Photo: credit Prudence Upton
The design does a lot of the background work to set the style of the show. Screens show clips from the original animation and there is a cute built-in landscape in the set including a hillside you can roll down, and a farmyard glowing gently in the backdrop. Set into the hill is a rectangular chunk that becomes a close-up of the farmer’s front room (armchair and television), the human bit of the farm. It’s simple and readable to a child without explanation. After a mishap with the satellite dish lead, which is extremely long and doubles as the sheep’s skipping rope, the farmyard crew must entertain by creating live videos. What follows is a series of invented TV shows to fox the farmer into thinking it’s his regular programming.
All the Shaun the Sheep characters are here, from Shaun himself and the flock, Bitzer the bossy dog, the snidey pigs, the farmer, and the angry bull. Each character is instantly recognisable through the lightest of touches – a suggestion of a woolly body, an animal hat – and those unmistakable Aardman eyes doing most of the signifying.
Like the animation, this is a non-verbal show. The music is familiar to anyone who knows Shaun the Sheep, but it’s not intrusive. It doesn’t vibrate through you or demand attention. It does exactly what it does in the animation, gently setting the tone and supporting rhythm, without buzzing in your chest.
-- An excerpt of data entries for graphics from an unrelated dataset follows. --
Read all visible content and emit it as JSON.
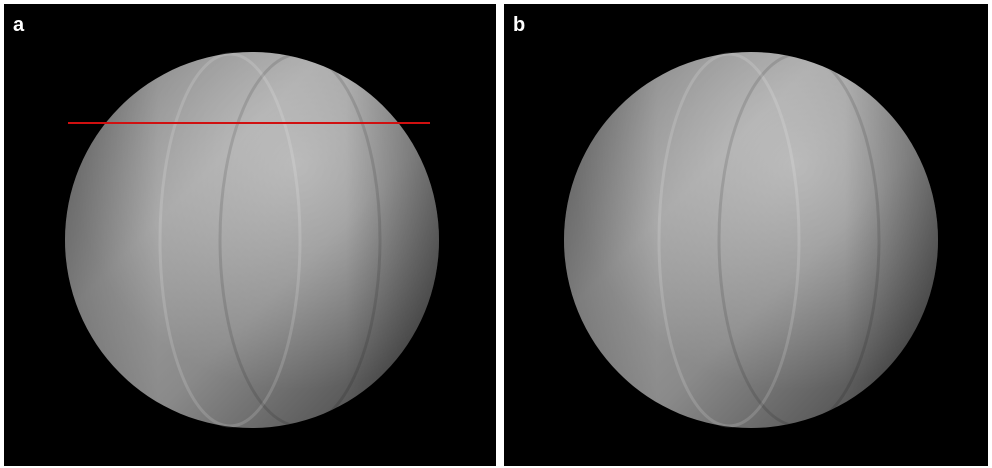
{
  "panels": [
    {
      "label": "a"
    },
    {
      "label": "b"
    }
  ]
}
The acrobatics are genuinely impressive, particularly the ribbon work and the lifts, but they never seem like tricks for their own sake. They feel like extensions of child’s play. Children climb curtains, hang off things they shouldn’t, and invent games with whatever’s in reach. This show understands that and honours it. What’s especially lovely is how the physical work is woven together with screen magic, reminding us that this show harmonises with a much-loved animation.

Photo: credit Prudence Upton
I loved a beautiful moment involving a paper plane. I’m always drawn to magical instances made from ordinary objects because they allow children to recreate the play themselves later, without cost to parents. A piece of paper can become something wonderful and it’s a nice takeaway from the show. Something to always remember. Theatre can stay with you, but it can’t be replayed perfectly like cartoons. And so nice little instances that can be reimagined at home is a way of committing it to memory. Good skills there, by creator Yaron Lifschitz. The magic here is also rooted in the inevitable peril. A paper plane gets stuck somewhere then it must be retrieved. That small narrative fun quietly teaches problem-solving, future dilemmas gently rehearsed in a performance.
That’s what great children’s theatre can do. It shows you how to solve something. It shows you how to have simple, exciting fun. It trusts children to understand gentleness, and it trusts that adventure doesn’t have to be loud to be thrilling. Children are mostly limber, like acrobats. And the children, sitting still and absorbed or jumping with joy, get it.